Emma Calder, an award-winning independent British filmmaker and children’s book illustrator known for her mixed-media and collage animated works, has died at age 65 of cancer. She passed away on September 26 after being diagnosed earlier this year, and had been working on her final animated short, House of Love, which will be completed by a team of supporters including her partner, Julian Cripps, and their children Coco and Oliver.
A vocal proponent of indie animation in the U.K., the London-based artist made an early mark with her 1983 Royal College of Art graduation project, Madame Potatoe — comprising both a potato-print animated short and art installation featuring a motorized character sculpture eating potato chips (constructed with the help of Cripps, an architectural designer), cookbook and t-shirts — and continued as a creative force through her recognition at this year’s British Animation Awards for her 2022 short, Beware of Trains.

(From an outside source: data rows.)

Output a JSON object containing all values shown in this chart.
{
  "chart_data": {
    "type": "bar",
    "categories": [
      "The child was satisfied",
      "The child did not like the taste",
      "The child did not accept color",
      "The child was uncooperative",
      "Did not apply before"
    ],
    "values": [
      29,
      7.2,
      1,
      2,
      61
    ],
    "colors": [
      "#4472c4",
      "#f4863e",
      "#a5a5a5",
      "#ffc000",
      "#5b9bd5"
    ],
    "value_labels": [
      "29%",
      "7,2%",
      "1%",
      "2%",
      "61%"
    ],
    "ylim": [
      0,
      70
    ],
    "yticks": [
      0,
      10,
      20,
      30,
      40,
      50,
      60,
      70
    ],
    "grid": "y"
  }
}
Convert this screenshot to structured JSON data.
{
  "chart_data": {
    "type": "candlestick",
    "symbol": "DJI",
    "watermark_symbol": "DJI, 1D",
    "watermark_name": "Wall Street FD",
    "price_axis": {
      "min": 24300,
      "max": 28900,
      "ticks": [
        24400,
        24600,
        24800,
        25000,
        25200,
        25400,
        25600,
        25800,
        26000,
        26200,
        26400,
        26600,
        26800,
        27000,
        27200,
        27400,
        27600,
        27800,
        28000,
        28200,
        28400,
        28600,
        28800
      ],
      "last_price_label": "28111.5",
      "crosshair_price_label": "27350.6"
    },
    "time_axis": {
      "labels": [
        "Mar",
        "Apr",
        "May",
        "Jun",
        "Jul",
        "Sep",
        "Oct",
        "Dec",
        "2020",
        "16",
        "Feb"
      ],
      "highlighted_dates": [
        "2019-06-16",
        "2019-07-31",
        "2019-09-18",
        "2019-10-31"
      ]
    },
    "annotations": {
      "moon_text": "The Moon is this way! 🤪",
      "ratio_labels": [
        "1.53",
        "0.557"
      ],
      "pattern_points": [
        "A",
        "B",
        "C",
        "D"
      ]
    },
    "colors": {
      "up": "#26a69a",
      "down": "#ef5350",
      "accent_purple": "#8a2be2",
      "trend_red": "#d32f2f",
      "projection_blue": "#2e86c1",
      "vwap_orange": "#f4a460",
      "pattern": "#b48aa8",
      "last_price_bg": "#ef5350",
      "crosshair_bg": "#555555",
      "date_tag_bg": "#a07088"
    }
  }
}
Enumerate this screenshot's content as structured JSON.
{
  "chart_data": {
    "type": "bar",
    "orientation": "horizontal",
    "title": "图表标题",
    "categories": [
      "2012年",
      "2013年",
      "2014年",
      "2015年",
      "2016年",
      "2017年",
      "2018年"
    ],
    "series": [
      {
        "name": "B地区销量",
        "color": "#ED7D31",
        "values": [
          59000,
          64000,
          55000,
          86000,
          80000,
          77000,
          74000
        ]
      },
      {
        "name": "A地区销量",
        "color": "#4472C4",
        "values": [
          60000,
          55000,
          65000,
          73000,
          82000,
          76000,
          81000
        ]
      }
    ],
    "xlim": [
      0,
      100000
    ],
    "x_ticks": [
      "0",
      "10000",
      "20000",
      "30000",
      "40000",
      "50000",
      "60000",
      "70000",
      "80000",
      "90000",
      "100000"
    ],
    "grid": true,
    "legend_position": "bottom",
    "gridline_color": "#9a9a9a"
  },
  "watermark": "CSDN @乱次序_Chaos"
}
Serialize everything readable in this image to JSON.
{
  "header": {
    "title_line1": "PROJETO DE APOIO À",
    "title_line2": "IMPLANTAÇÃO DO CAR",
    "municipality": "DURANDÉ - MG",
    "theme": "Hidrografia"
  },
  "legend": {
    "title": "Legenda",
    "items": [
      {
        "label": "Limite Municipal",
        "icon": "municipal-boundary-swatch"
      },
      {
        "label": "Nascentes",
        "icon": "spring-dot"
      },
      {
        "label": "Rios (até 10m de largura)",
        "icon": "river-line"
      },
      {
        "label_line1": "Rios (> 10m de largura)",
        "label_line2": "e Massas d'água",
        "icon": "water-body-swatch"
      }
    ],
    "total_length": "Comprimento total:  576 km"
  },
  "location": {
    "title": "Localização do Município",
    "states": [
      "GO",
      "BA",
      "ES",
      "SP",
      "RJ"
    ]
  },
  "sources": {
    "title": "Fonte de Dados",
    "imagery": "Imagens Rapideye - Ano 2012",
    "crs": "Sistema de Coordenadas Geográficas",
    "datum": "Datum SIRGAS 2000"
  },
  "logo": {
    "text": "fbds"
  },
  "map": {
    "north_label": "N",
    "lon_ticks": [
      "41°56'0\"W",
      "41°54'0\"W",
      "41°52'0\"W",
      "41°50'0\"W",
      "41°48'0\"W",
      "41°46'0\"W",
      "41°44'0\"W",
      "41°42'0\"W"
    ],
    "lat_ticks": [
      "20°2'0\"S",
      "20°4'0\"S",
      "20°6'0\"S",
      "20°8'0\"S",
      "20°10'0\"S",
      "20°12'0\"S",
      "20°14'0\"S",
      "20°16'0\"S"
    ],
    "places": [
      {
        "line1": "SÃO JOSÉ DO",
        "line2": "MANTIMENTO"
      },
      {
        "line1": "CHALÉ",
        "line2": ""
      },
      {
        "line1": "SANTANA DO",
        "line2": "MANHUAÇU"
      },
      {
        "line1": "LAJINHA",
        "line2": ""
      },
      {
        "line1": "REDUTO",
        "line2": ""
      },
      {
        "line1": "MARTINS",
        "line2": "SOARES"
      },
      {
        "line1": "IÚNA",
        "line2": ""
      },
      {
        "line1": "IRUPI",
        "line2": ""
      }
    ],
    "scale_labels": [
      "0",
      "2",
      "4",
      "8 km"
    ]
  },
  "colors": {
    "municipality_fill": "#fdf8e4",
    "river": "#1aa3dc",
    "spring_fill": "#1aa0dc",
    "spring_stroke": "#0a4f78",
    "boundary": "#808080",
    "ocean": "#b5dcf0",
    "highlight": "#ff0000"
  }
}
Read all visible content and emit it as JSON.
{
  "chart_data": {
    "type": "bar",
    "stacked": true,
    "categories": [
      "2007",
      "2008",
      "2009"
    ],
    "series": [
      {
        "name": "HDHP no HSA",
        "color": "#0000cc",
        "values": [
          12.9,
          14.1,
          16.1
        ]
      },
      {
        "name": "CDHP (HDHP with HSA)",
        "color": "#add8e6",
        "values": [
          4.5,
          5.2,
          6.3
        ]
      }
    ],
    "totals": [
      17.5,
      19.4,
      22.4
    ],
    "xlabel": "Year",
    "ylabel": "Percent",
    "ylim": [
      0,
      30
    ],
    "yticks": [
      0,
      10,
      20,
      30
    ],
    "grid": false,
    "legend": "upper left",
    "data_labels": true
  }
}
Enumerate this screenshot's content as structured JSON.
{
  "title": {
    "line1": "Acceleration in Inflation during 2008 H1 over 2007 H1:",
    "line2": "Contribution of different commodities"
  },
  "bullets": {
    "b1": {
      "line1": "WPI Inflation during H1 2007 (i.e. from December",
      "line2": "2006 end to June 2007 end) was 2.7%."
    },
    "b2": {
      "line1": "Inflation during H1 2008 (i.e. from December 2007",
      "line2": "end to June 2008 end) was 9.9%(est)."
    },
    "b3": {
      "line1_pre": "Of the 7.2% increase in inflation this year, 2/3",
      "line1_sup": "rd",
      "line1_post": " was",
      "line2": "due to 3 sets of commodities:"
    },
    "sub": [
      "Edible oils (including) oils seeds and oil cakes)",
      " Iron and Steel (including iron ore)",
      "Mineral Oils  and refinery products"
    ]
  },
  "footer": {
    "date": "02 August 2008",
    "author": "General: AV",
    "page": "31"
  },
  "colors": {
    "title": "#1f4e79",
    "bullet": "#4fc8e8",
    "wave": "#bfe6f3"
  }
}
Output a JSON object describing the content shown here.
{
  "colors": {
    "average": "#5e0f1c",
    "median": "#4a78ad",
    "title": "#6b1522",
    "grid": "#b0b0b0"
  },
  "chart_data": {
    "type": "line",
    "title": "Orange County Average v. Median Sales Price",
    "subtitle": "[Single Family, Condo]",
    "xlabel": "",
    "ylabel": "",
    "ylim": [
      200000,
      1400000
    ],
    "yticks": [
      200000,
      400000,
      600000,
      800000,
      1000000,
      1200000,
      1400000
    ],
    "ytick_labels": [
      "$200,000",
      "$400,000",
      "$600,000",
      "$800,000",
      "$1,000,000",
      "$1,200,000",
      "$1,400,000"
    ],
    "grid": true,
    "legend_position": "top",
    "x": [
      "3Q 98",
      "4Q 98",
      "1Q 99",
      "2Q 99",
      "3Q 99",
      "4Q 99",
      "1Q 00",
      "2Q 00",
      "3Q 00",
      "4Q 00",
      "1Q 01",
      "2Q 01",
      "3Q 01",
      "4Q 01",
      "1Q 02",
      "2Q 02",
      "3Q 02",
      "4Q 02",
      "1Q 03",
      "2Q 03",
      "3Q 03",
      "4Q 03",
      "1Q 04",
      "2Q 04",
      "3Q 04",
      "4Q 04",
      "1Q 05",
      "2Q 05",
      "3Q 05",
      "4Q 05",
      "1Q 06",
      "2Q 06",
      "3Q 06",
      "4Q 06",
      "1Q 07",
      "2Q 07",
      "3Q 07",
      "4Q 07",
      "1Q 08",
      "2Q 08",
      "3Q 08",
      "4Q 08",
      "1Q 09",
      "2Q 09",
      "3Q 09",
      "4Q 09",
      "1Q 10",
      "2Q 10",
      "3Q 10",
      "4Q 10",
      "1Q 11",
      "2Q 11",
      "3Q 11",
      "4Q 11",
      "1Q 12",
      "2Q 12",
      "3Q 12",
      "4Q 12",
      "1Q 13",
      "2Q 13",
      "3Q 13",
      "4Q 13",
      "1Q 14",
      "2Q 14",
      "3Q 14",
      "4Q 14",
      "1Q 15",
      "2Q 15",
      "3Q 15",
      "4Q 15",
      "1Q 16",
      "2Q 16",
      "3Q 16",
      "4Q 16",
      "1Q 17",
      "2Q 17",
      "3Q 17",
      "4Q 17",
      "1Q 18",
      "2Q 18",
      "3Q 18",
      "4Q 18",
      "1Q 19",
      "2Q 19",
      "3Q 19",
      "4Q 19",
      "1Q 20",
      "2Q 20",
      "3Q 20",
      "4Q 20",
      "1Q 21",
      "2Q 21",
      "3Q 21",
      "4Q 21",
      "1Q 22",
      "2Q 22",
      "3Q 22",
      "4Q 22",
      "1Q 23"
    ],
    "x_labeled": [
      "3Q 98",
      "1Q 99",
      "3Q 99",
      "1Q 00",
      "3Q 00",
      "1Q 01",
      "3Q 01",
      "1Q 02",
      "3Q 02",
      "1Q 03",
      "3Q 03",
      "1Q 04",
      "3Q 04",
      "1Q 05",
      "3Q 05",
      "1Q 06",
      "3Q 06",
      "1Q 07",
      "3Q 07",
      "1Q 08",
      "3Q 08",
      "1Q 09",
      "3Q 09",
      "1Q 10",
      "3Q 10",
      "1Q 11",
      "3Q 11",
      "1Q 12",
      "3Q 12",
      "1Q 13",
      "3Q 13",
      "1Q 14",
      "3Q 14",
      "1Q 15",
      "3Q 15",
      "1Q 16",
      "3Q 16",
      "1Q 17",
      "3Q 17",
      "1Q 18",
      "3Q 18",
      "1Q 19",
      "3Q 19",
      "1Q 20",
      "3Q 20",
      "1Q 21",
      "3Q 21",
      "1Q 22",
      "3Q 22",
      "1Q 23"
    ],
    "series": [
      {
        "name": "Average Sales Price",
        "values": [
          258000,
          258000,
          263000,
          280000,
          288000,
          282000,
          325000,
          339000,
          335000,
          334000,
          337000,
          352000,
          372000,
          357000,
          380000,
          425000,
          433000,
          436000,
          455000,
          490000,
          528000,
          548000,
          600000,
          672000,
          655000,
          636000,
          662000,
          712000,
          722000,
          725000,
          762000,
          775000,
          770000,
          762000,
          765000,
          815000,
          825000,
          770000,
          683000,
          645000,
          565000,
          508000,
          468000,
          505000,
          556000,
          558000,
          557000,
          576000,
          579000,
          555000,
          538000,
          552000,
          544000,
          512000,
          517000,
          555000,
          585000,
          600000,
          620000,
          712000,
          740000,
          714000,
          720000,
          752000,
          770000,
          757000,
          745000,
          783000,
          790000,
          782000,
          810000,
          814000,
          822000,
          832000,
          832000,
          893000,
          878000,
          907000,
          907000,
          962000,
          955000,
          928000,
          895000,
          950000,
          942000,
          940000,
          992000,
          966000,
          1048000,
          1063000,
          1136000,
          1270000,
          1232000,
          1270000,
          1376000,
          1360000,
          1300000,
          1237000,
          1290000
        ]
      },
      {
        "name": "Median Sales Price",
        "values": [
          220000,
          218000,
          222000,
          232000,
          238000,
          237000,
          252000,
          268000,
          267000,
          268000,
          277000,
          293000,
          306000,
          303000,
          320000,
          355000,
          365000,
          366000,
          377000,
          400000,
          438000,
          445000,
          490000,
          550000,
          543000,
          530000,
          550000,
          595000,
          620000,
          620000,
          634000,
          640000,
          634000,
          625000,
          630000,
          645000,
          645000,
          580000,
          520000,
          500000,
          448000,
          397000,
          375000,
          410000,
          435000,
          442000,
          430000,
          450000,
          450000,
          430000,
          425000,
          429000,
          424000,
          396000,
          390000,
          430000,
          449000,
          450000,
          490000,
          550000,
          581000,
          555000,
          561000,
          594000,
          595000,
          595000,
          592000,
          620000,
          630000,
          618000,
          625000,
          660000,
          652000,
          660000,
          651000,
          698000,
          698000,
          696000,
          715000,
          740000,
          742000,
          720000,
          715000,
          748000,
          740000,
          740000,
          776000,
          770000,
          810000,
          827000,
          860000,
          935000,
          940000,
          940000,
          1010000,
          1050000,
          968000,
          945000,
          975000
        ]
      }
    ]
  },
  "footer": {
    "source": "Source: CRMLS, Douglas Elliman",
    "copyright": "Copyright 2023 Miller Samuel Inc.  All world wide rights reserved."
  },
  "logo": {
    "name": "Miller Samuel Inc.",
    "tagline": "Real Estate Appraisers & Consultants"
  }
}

Born Crystal Emma Juliette Trudie Calder on May 7, 1959, the lifelong Londoner earned a graphic design degree from London College of Printing in 1980 and a master’s from RCA (before the school established its much-awarded animation program in 1985), where she attended a workshop by animators Richard Taylor (Crystal Tipps and Alistair) and Bob Godfrey (Roobarb). Godfrey would serve as an encouraging mentor through the productions of her first films Ilkkla Moor Baht Hat and Madame Potatoe, both of which screened at the ICA and Tate museums as well as festivals.
Post graduation, Calder co-directed Eduardo Paolozzi’s 1984 (Music for Modern Americans) and worked on music videos like the Eurythmics’ “Shame” and The Art of Noise’s “Close (to the Edit).” She won funding from the Greater London Arts to make Springfield (1986), which utilized a variety of drawing techniques to explore themes of domestic alienation and romantic fantasy and aired on Channel 4 (as did Madame Potatoe in 1990).
Calder also supported herself with teaching gigs for West Surrey College of Art now UCA Farnham) and Middlesex University. She then founded her production company Pearly Oyster with Ged Haney, delivering the children’s stop-motion short The Drummer on ITV and the environmental MTV sting The Turd Family Go on Holiday in 1989.
In 1998, Calder debuted her “dream project,” The Queen’s Monastery, which was the first U.K. animation project to benefit from lottery funds (supported by BBC Bristol and the Arts Council). The watercolor film is described as a mini-epic about love and war, and won several prizes from film festivals, including Best Animated Short Film from the Chicago International Film Festival and a Special Recognition from the Zagreb animation fest. The short also ran with John Maybury’s Love Is the Devil, a biopic of Francis Bacon, bringing it to the big screen for a wider audience.
In the early 2000s, a downturn in the animation industry separated Haney and Calder, and she began illustrating for children’s books such as Carolyn Hink’s Miss Louise Goes to Paris, and designed her own sticker books (later published by Thames & Hudson). She continued to release animated shorts online under the banner of Random Person, and later rejoined forces with Haney to produce Roger Ballen’s Theatre of Apparitions (2016), based on the anthropological works of the South African photographer.
At the end of the twenty-teens, Calder secured funding from the newly launched BFI short-form animation scheme with her pitch for Beware of Trains, which was inspired by a haunting dream she had about committing a murder. The short starred Amelia Bullmore (Scott & Bailey), and screened in competition at Annecy, Animafest Zagreb, Fantoche and other festivals, earning an Audience Award from the London International Animation Festival. Its success sparked a retrospective of Calder’s work at Austria’s Tricky Women in 2023, winning another prize.